First, I transpose the data from a three column format to a group format as shown on the right. Now the data has observations for the stat value by deathcause and group. Group is either "Mean" or "Median".
/*--Rearrange multi column to group--*/
data heartGroup;
length Group $6;
keep DeathCause Group Value;
set heart;
Group='Mean'; Value=Mean; output;
Group='Median'; Value=Median; output;
run;
Now, I can use this data set and script the annotate functions and data I need to overlay the two connect lines using the "Polyline" function. I also script the "Line" and "Text" functions needed for the legend.
The code for scripting the SG annotate data set is shown below. Note, SGAnnotate data set is a bit different form the classic SAS/GRAPH annotate data set due to the difference in the features of the underlying graph system. However, many aspects have been retained for ease of transition.

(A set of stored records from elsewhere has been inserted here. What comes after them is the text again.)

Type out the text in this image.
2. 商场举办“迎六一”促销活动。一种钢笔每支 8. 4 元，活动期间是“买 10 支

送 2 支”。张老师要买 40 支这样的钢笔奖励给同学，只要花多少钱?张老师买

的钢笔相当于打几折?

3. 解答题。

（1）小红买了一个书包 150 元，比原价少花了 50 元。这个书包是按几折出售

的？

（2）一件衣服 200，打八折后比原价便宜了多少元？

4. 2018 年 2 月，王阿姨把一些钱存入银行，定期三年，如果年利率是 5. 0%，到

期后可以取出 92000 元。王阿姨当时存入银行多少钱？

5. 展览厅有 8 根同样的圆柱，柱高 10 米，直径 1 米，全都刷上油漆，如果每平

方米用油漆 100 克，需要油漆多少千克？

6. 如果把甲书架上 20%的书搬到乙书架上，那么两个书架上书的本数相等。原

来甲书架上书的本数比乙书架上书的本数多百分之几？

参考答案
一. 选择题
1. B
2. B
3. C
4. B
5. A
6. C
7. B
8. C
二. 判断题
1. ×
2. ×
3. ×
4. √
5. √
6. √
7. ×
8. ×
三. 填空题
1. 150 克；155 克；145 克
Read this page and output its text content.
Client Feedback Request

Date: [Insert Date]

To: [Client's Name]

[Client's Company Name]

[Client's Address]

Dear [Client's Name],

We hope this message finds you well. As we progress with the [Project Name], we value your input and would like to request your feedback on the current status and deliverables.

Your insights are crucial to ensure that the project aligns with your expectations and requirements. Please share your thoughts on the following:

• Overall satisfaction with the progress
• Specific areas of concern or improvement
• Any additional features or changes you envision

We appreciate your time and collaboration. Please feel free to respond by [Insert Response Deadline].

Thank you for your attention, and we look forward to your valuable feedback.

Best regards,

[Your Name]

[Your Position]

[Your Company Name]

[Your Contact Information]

/*--Make SG Anno data set--*/
data sganno;
length Label $6 DrawSpace $12;
drop DeathCause Group Value;
set heartGroup end=last;
by group;
/*--Script out the Mean and Median polylines--*/
DrawSpace='DataValue';
LineThickness=1;
if first.group then Function='PolyLine';
else Function='PolyCont';
if group='Mean' then LinePattern='Solid';
else LinePattern='Dash';
XC1=deathcause; Y1=Value; output;
/*--Script out the Legend--*/
if last then do;
DrawSpace='WallPercent'; Width=50;
LinePattern='Solid';
Function='Line'; x1=80; y1=95; x2=90; y2=95; output;
Function='Text'; x1=90; y1=95; Label='Mean'; anchor='left'; output;
LinePattern='Dash';
Function='Line'; x1=80; y1=90; x2=90; y2=90; output;
Function='Text'; x1=90; y1=90; Label='Median'; anchor='left'; output;
end;
run;
The "Polyline" and "Polycont" functions are used to draw the connect lines for "Mean" and "Median" values by deathcause. DRAWSPACE=DataValue is used to interpret the x and y values in data space. Also, since the x axis values are discrete character, the column XC1 is used instead of X1. The "Line" and "Text" functions are used to display the legend using DRAWSPACE of WALLPERCENT. Care must be taken to correctly match the legend item attributes with the labels.
Full SAS9.3 program: Box_Connect_Anno
2 Comments
Sanjay,
This a fantastic graph. What if I want to insert the statistics just like using insertgroup statement in PROC boxplot?
Also how to change the colors of those boxes?
Hi Ethan. You can likely use the AxisTable statement to insert statistics on the boxs. You can also use the StyleAttrs statement to set the group colors.